The problem however with the above is that when the name of your Supplier changes, the Name Text Log field in the Product’s table will still show the old Name (while the Lookup field will change, which is irrelevant because we unfortunately cannot use to filter/sort/group) so filtering, sorting and grouping will happen on the old name.
My goal thus was to also change the ‘Name Text Log’ Column in the Products table, whenever the associated Supplier name was changed. I thought I could do this with an API call to the Products Table (with for every associated Product one mutation) whenever the Supplier’s name was edited. This would become expensive because if a Supplier has 300 associated products for example, you would pay $3 for one edit (You can buy edits for $10 for 1000 edits or $0,01 per edit).
To be able to create such an API Call and add it to an action, you would have to create a Template Column with the Body of the Api Call with for every associated Product one mutation. You can construct that mutation with a template column in the Product Table. I did this in the example with the ‘JSON Update Element’ see below:
However, to join the mutations into one JSON Array. You would have to create a Query Column in the Supplier Table which finds all associated Products. And then create a Joined List of the ‘JSON Update Element’ column of the associated Products.
However creating Joined Lists on calculated columns in Big Tables is not possible so you can’t possibly create an Api Call that changes a column value in all associated rows.
Therefore my remark becomse rather hypothetic and consists of two rather than 1 remarks:
1 - updating the Simple Fields in an associated rows in another Big Table (in order to use in filters/groupings/searches) when an entry in the current table changes in bulk is not possible. That’s a pity and changing that would be awesome.
2 - Secondly, if 1 would become possible. The current pricing of Glide wouldn’t work as 1 requires a massive amount of updates.
Finally, if 1 and 2 were to be changed. Big Tables would have almost the same functionality as Normal Tables (apart from the loading times of course) which would be massive in terms of app reusability. Instead of constantly copying my apps (with Templates), I would just be able to make every app with Big Table and onboard new customers on one and the same app. Meaning that any update I do in the app, I have to do only one time.
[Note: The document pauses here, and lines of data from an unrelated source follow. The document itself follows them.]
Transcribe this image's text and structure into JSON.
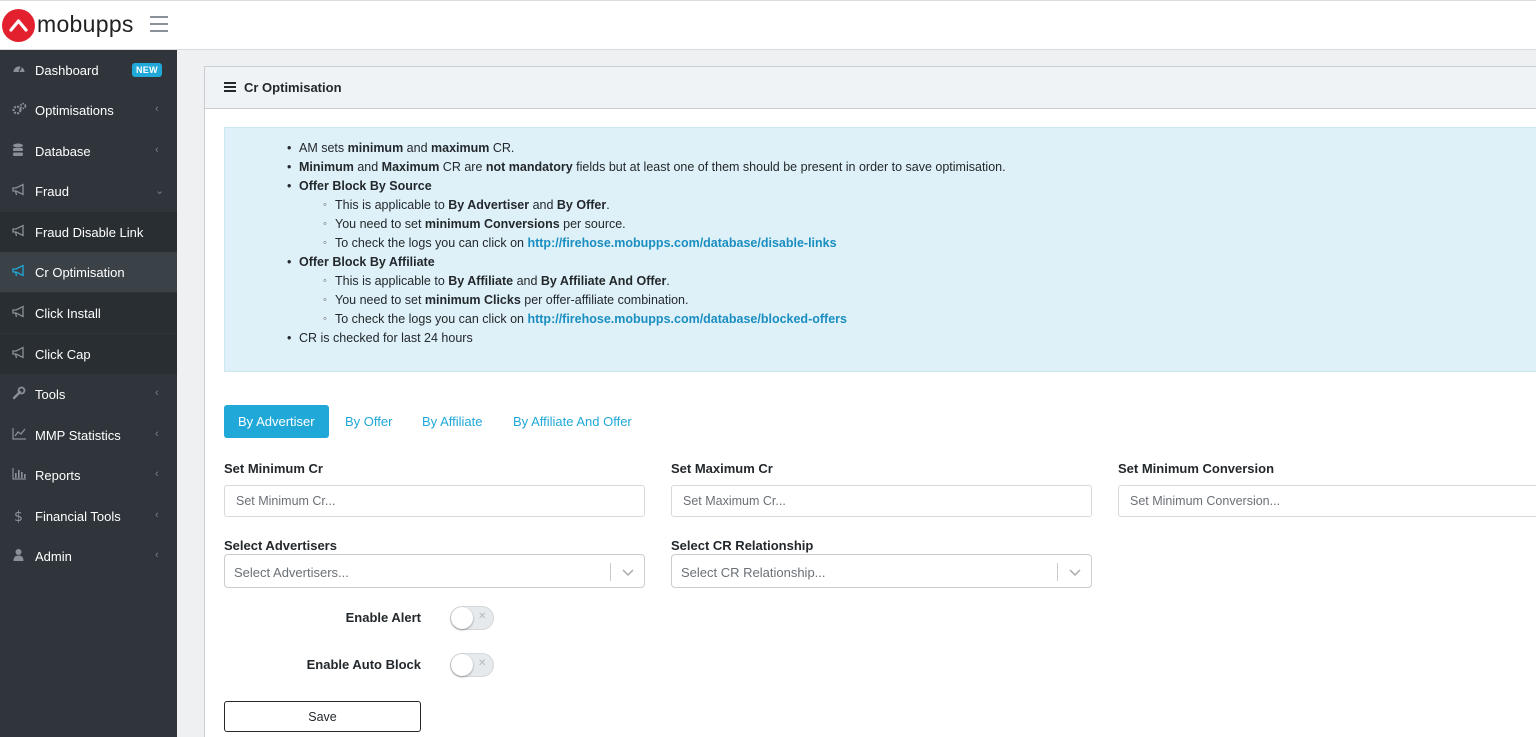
{
  "brand": {
    "name": "mobupps",
    "accent": "#e3212e"
  },
  "sidebar": {
    "items": [
      {
        "label": "Dashboard",
        "icon": "dashboard-icon",
        "badge": "NEW"
      },
      {
        "label": "Optimisations",
        "icon": "cogs-icon",
        "chevron": "‹"
      },
      {
        "label": "Database",
        "icon": "database-icon",
        "chevron": "‹"
      },
      {
        "label": "Fraud",
        "icon": "bullhorn-icon",
        "chevron": "⌄"
      },
      {
        "label": "Fraud Disable Link",
        "icon": "bullhorn-icon"
      },
      {
        "label": "Cr Optimisation",
        "icon": "bullhorn-icon",
        "active": true
      },
      {
        "label": "Click Install",
        "icon": "bullhorn-icon"
      },
      {
        "label": "Click Cap",
        "icon": "bullhorn-icon"
      },
      {
        "label": "Tools",
        "icon": "wrench-icon",
        "chevron": "‹"
      },
      {
        "label": "MMP Statistics",
        "icon": "line-chart-icon",
        "chevron": "‹"
      },
      {
        "label": "Reports",
        "icon": "bar-chart-icon",
        "chevron": "‹"
      },
      {
        "label": "Financial Tools",
        "icon": "dollar-icon",
        "chevron": "‹"
      },
      {
        "label": "Admin",
        "icon": "user-icon",
        "chevron": "‹"
      }
    ]
  },
  "card": {
    "title": "Cr Optimisation",
    "info": {
      "l1": {
        "a": "AM sets ",
        "b": "minimum",
        "c": " and ",
        "d": "maximum",
        "e": " CR."
      },
      "l2": {
        "a": "Minimum",
        "b": " and ",
        "c": "Maximum",
        "d": " CR are ",
        "e": "not mandatory",
        "f": " fields but at least one of them should be present in order to save optimisation."
      },
      "l3": "Offer Block By Source",
      "l4": {
        "a": "This is applicable to ",
        "b": "By Advertiser",
        "c": " and ",
        "d": "By Offer",
        "e": "."
      },
      "l5": {
        "a": "You need to set ",
        "b": "minimum Conversions",
        "c": " per source."
      },
      "l6": {
        "a": "To check the logs you can click on ",
        "link": "http://firehose.mobupps.com/database/disable-links"
      },
      "l7": "Offer Block By Affiliate",
      "l8": {
        "a": "This is applicable to ",
        "b": "By Affiliate",
        "c": " and ",
        "d": "By Affiliate And Offer",
        "e": "."
      },
      "l9": {
        "a": "You need to set ",
        "b": "minimum Clicks",
        "c": " per offer-affiliate combination."
      },
      "l10": {
        "a": "To check the logs you can click on ",
        "link": "http://firehose.mobupps.com/database/blocked-offers"
      },
      "l11": "CR is checked for last 24 hours"
    },
    "tabs": [
      "By Advertiser",
      "By Offer",
      "By Affiliate",
      "By Affiliate And Offer"
    ],
    "form": {
      "min_cr": {
        "label": "Set Minimum Cr",
        "placeholder": "Set Minimum Cr..."
      },
      "max_cr": {
        "label": "Set Maximum Cr",
        "placeholder": "Set Maximum Cr..."
      },
      "min_conv": {
        "label": "Set Minimum Conversion",
        "placeholder": "Set Minimum Conversion..."
      },
      "advertisers": {
        "label": "Select Advertisers",
        "placeholder": "Select Advertisers..."
      },
      "cr_relationship": {
        "label": "Select CR Relationship",
        "placeholder": "Select CR Relationship..."
      },
      "enable_alert": {
        "label": "Enable Alert",
        "mark": "✕"
      },
      "enable_auto_block": {
        "label": "Enable Auto Block",
        "mark": "✕"
      },
      "save": "Save"
    }
  }
}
Finally 2: another and maybe even better solution to the above (maybe changing big tables is not possible) is that you would be able to create a ‘Master’ App and that copies from that Master App would always follow changes you make to the Master App. This way you could create SAAS like apps with Glide very easily. **
This would be an enormous increase in value proposition of Glide (more people would be able to onboard Glide apps → Agencies would earn more money → Glide would earn way more money). I will add this as a new feature request!